As a Harvard undergraduate, Clarke wrote an opinion piece in the Harvard Crimson, asserting that blacks have “superior physical and mental abilities,” citing the “melanin” thesis of Dr. Carol Barnes that because of their higher levels of melanin, blacks are endowed with greater mental, physical, and spiritual abilities. Clarke told the Senate Judiciary Committee that her op-ed was a satire. But the editors of the Crimson at the time found not the slightest “trace of irony” in her piece, which they retracted. She refused their request to specifically repudiate the pseudo-science she quoted.
Not only that, as head of the Black Students Association, Clarke invited as a speaker Professor Tony Martin, a proponent of many of the same black supremacy theories that Clarke had cited, and, for good measure, an outspoken anti-Semite and author of The Jewish Onslaught: Dispatches from the Wellesley Battlefront. In his speech, Martin denounced the Torah, Talmud, and Maimonides as racist texts. Subsequently, Clarke defended Martin to the Harvard Crimson as “an intelligent, well-versed Black intellectual who bases his information on indisputable fact.”

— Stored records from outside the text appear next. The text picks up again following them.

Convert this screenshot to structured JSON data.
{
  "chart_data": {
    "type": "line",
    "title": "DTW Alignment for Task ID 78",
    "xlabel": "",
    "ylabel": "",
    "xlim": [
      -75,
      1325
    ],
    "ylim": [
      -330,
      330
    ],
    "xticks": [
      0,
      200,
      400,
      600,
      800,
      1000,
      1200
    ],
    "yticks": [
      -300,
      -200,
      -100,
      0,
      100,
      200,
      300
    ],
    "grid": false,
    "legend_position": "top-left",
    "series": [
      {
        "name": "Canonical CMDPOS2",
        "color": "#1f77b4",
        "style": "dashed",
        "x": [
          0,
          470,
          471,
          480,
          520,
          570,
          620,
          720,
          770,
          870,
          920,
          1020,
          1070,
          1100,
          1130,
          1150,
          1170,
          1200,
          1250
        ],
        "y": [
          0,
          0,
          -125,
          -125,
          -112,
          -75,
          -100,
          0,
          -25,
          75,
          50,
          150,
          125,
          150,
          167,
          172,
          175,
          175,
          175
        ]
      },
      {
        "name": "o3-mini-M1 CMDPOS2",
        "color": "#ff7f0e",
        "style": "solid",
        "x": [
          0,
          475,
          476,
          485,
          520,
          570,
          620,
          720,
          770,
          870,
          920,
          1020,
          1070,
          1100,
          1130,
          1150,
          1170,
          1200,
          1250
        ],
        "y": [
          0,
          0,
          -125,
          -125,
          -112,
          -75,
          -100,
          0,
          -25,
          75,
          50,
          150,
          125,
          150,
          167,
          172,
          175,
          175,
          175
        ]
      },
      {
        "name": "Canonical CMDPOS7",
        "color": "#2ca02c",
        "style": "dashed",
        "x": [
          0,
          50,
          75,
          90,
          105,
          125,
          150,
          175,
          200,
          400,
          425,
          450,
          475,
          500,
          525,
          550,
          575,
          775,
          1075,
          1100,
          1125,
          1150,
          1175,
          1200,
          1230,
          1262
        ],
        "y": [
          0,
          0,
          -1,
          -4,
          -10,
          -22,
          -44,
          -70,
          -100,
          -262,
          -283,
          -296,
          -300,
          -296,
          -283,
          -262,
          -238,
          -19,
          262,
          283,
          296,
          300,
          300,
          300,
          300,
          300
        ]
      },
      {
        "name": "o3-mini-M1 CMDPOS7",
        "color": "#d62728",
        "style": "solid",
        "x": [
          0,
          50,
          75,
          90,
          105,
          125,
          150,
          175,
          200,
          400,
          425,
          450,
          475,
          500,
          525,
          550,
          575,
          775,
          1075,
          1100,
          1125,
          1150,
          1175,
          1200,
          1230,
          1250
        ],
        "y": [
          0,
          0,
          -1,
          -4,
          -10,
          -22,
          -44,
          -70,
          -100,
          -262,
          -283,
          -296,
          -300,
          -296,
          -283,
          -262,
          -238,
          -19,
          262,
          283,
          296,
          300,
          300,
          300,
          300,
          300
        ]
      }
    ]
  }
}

Of even greater concern — at least to those of us living in Israel — is President Biden’s appointment to senior policy-making positions of a veritable all-star team of officials hostile to Israel. Chief among them is Assistant Secretary of State for Israel-Palestine Hady Amr, the senior State Department figure setting policy with respect to Hamas and the Israel-Palestinian conflict. Amr previously served as the national coordinator for the anti-Israel Middle East Justice Network, which has criticized Israel for “ethnic cleansing” and “apartheid.” Within a year of 9/11, he wrote that the US should not be surprised that its military assistance to Israel and support for Israel in the UN Security Council came back to haunt it. (Even Osama bin Laden did not claim that support for Israel was his primary grievance against America.) At the time, Hadr described himself as inspired by the Second Intifada, which had unleashed a two-year run of terror attacks on Israeli civilians.